How to add it this week
Anchovies play two roles at once: seasoning and protein. That saves time, washing‑up, and money when you want weeknight meals to behave.
- 15‑minute puttanesca: sizzle garlic and chilli in olive oil, melt in 3–4 anchovy fillets, add tomatoes and olives, toss with pasta.
- Quick tapenade: blitz anchovies with olives, capers, lemon and oil; spread on toast or tuck into a sandwich.
- Niçoise or Caesar upgrade: use 2–3 fillets per person in the dressing to replace salt and deepen flavour.
- Crostini with lemon: mash anchovies with lemon zest and parsley; spoon over warm toast and finish with pepper.
- Veg pan sauce: after searing greens or courgettes, melt 1–2 fillets in the pan with a splash of water for a glossy, savoury glaze.
Anchovies versus your usual tins
| Fish | Omega‑3 impact (small serving) | Mercury exposure | Salt risk in brine | Kitchen role |
|---|---|---|---|---|
| Anchovy | Very high | Low | Higher if salt‑packed | Seasoning and protein |
| Sardine | High | Low | Moderate | Protein with bones for calcium |
| Mackerel | High | Low to moderate (species‑dependent) | Moderate | Flaky fillets, rich taste |
| Tuna | Variable | Higher | Lower if in water | Lean protein, neutral flavour |
Buying, storing and small print that saves you money
Pick short ingredient lists: fish, oil or water, maybe herbs.

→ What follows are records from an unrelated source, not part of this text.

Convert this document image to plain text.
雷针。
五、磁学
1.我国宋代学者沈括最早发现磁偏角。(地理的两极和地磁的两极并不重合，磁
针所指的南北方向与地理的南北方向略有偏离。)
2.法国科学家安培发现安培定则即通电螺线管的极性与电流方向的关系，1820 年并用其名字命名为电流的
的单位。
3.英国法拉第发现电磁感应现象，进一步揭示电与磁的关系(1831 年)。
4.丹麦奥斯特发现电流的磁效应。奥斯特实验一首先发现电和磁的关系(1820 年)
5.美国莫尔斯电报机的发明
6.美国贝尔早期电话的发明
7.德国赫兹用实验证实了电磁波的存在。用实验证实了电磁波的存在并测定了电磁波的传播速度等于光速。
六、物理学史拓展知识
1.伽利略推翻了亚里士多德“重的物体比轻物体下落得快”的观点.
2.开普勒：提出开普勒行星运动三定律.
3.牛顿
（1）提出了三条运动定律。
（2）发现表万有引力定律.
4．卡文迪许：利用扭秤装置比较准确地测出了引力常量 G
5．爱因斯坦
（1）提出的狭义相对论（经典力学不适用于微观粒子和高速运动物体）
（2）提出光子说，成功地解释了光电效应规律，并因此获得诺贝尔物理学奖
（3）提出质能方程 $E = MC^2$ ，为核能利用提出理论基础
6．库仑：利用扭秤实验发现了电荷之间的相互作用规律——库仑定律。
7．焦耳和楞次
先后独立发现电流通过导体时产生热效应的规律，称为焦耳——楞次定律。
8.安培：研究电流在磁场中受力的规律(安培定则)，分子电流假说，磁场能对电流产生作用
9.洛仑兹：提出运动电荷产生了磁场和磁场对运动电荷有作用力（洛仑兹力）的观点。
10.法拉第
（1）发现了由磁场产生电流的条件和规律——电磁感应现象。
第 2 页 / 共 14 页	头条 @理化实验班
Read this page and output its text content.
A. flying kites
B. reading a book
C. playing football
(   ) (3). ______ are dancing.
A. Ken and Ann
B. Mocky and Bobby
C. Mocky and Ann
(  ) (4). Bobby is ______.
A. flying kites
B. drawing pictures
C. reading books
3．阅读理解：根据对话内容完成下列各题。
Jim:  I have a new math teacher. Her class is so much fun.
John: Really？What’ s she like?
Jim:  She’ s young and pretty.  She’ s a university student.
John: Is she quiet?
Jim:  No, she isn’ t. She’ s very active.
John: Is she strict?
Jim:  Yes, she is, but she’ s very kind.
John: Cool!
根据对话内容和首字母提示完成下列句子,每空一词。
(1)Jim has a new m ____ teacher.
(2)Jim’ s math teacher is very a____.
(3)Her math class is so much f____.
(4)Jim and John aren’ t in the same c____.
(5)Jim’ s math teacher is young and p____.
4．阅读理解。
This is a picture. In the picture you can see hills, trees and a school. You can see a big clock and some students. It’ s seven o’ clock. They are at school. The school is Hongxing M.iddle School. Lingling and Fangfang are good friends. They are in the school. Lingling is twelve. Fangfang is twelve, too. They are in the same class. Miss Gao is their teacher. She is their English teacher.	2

Salt‑packed fillets bring punchy flavour but push sodium up, so keep those for special dishes. Olive‑oil tins travel well, last for months in a cool cupboard, and open without mess. Note the drained weight; some tins look generous but hide a small yield once you pour off the liquid.
Storage stays simple. Keep unopened tins in a cupboard. After opening, transfer leftovers to a clean, sealed container in the fridge and use within two days. If you cook for one, split a tin across two meals: a pasta on day one, then a salad or toast topper the next day.
Useful extras before you plate up
Bones, calcium and texture
Most anchovy fillets in jars or tins come boned, which makes them smooth in sauces but lighter on calcium than bone‑in sardines. If you want more calcium, mix the week with a bone‑in fish serving or include dairy or fortified alternatives elsewhere.
Flavour balancing
Anchovies bring umami. Lemon, parsley, tomatoes and chilli balance that richness. A small squeeze of lemon or a handful of chopped herbs resets the palate and keeps the dish bright without adding salt.
A practical weekly plan
Try this simple rotation: one small tin of anchovies for sauces and salads, one meal with sardines or mackerel, and one lean white fish. That mix fits the ANSES split of lean and oily fish, cuts mercury exposure, and keeps the shop straightforward. If you usually grab tuna for speed, swap one tin a week for anchovies and watch the flavour—and your omega‑3 intake—jump.



Just switched from tuna to anchovies and this piece nails the why. The 15‑minute puttanesca is now my midweek staple—melting 3–4 fillets in the pan is chef magic. If 50 g really covers daily omega‑3, that’s a huge win. I rinse to cut the brine, then skip table salt. Any recs for brands that are in olive oil but not overly salty? Also, does lemon actually help with iron absorption here or just flavor?
100% in 50 g feels… optimistic. What baseline are you using—250 mg EPA+DHA, 500 mg, or the higher EFSA targets? Please cite the data. Also, protein looks solid, but is that 23 g per 100 g drained? Oil-packed tins can add calories; water-packed can taste meh. And sodium varies a lot; “reduced salt” claims are sometimes marketing fluff. Defintely needs a label-by-label comparison.